Verification Readiness

Downstream no-Abaqus tests should include:

• BM-NOA-AXIAL-001: axial extension/compression checks for EA/L.
• BM-NOA-TORSION-001: torsion checks for GJ/L.
• BM-NOA-BEND-Y-001: local 2 bending with w/th2 and E*Iy.
• BM-NOA-BEND-Z-001: local 3 bending with v/th3 and E*Iz.
• BM-NOA-RBM-001: six free-element rigid-body modes and matrix symmetry.
• BM-NOA-ROT-001: arbitrary rotated element and identity-orientation transform checks.
• BM-NOA-REVNODE-001: reversed node order or equivalent nodal permutation check.
• BM-NOA-RHS-001: residual sign check for RHS=-K_global*U under the approved interface convention.
• invalid-input tests for zero length, nonfinite coordinates, nonpositive properties, zero orientation reference, and near-parallel orientation reference.

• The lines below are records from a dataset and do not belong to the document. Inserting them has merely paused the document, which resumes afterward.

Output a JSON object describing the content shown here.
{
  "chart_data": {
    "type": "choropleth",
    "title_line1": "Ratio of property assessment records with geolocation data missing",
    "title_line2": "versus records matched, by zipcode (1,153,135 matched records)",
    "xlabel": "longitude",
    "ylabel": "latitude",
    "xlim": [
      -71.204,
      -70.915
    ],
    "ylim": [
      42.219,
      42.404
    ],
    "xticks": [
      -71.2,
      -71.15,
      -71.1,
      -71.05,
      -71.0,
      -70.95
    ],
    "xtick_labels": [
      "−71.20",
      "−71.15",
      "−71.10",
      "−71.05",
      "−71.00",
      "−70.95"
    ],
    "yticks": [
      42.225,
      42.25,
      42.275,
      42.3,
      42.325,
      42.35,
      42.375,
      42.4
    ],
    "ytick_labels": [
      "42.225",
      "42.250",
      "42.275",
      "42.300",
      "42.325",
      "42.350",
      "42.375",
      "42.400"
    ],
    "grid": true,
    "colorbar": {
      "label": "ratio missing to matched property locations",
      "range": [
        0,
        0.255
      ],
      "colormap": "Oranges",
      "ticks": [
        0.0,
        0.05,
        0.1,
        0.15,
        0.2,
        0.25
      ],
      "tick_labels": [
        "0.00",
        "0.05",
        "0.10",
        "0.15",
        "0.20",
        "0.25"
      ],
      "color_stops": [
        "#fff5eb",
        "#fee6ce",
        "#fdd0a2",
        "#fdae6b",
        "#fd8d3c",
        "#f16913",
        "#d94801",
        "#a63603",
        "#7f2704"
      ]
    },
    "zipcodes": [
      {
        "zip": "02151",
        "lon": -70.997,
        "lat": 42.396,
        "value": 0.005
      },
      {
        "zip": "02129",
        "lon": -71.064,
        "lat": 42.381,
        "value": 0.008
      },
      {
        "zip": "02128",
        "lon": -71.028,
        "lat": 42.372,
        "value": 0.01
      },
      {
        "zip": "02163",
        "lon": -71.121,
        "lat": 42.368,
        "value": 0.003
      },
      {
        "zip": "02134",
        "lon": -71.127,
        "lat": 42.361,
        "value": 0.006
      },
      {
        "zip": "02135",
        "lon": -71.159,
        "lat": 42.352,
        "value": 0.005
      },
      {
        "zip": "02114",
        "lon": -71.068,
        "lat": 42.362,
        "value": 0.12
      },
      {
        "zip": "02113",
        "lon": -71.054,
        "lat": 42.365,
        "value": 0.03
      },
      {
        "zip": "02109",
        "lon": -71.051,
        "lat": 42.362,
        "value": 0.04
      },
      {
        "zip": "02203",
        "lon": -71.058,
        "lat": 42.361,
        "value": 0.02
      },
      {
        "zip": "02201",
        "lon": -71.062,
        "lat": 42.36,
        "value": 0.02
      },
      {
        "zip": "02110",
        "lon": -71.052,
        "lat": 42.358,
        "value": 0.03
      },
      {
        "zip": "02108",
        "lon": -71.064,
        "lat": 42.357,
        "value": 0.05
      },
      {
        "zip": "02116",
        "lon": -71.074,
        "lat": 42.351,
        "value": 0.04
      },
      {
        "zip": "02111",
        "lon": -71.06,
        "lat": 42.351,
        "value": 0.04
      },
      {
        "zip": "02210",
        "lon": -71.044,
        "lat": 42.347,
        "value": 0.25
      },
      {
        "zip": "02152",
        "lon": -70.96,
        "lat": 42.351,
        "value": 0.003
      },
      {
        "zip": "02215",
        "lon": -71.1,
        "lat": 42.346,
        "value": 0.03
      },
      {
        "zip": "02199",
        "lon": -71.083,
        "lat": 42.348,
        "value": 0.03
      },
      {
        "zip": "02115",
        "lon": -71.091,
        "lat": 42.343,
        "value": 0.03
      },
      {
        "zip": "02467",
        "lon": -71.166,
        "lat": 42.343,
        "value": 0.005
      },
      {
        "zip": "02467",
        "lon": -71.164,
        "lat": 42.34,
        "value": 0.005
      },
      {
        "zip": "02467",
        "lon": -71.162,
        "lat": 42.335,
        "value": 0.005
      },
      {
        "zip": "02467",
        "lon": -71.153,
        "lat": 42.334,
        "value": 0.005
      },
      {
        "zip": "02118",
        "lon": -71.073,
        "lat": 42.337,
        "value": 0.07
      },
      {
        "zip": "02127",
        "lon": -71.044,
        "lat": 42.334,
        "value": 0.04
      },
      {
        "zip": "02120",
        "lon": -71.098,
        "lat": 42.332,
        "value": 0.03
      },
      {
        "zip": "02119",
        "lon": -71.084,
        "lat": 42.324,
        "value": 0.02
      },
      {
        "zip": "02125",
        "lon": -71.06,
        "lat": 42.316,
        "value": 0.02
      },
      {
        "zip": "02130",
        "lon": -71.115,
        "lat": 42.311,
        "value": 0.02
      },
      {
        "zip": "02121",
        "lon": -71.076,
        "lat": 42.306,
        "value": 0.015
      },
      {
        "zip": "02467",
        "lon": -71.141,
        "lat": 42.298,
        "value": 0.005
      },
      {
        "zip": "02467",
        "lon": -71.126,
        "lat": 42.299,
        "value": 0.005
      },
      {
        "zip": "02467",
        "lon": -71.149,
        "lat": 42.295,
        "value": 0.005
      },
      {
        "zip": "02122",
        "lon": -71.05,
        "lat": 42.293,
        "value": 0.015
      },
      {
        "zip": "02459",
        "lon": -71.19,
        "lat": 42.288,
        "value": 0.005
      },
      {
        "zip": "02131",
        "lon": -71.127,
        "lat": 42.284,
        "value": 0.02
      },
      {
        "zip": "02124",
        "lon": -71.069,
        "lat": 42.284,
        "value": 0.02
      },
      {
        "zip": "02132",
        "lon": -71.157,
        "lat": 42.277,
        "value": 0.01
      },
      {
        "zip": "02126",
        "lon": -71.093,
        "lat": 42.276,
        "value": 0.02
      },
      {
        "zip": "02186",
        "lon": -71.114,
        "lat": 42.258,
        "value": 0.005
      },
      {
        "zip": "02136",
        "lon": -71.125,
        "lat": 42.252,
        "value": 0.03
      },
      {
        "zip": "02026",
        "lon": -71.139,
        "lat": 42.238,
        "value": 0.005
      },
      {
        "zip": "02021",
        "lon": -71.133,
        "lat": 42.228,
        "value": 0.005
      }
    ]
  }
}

Patch/regression tests should include:

• one-element constant axial strain patch
• one-element pure torsion patch
• cantilever end-force bending about local 2 and local 3
• two-element collinear patch to catch assembly-order or transform mismatches
• rotated cantilever with non-axis-aligned local frame

External Abaqus reference comparison should remain limited to user-generated artifacts:

• nodal displacement U
• support reaction RF
• convergence/log tail evidence
• coordinate-system labels and units in extracted CSVs

No MMS case is required for this first linear structural element; closed-form beam benchmarks and matrix invariants are more direct.

Required Revisions

Formulation Agent

• None.

Research Agent

• None.

I/O Definition Agent

• Confirm the exact Abaqus UEL RHS fill convention for static NRHS=1.
• Define the PROPS/JPROPS or alternate mapping for E, G, A, Iy, Iz, J, and the orientation reference.
• Define the exact behavior for invalid inputs and unsupported LFLAGS requests.
• Define whether ENERGY remains untouched/zeroed or is populated in a later approved scope.
• Keep SVARS unused unless an explicit diagnostic output route is approved.

Reference Model Agent

• Convert the verification readiness list above into no-Abaqus test cases before any production Fortran source changes.
• Define external Abaqus reference bundles only as user-generated model.inp, extracted CSV, tail logs, and metadata under references/uel-3d-euler-beam/<model-id>/.

Downstream Handoff

I/O Definition Agent

The formulation is numerically coherent enough to proceed to interface definition. Preserve the documented local DOF order, Iy/Iz axis mapping, transformation convention, and static residual physics.

Implementation Planning Agent

Do not start production Fortran implementation from this review alone. Implementation planning may use this formulation after the interface contract and no-Abaqus test model plan are complete.

Reference Model Agent

Use the Verification Readiness section as the minimum no-Abaqus regression set. Treat reversed-node behavior and residual sign as required tests, not optional checks.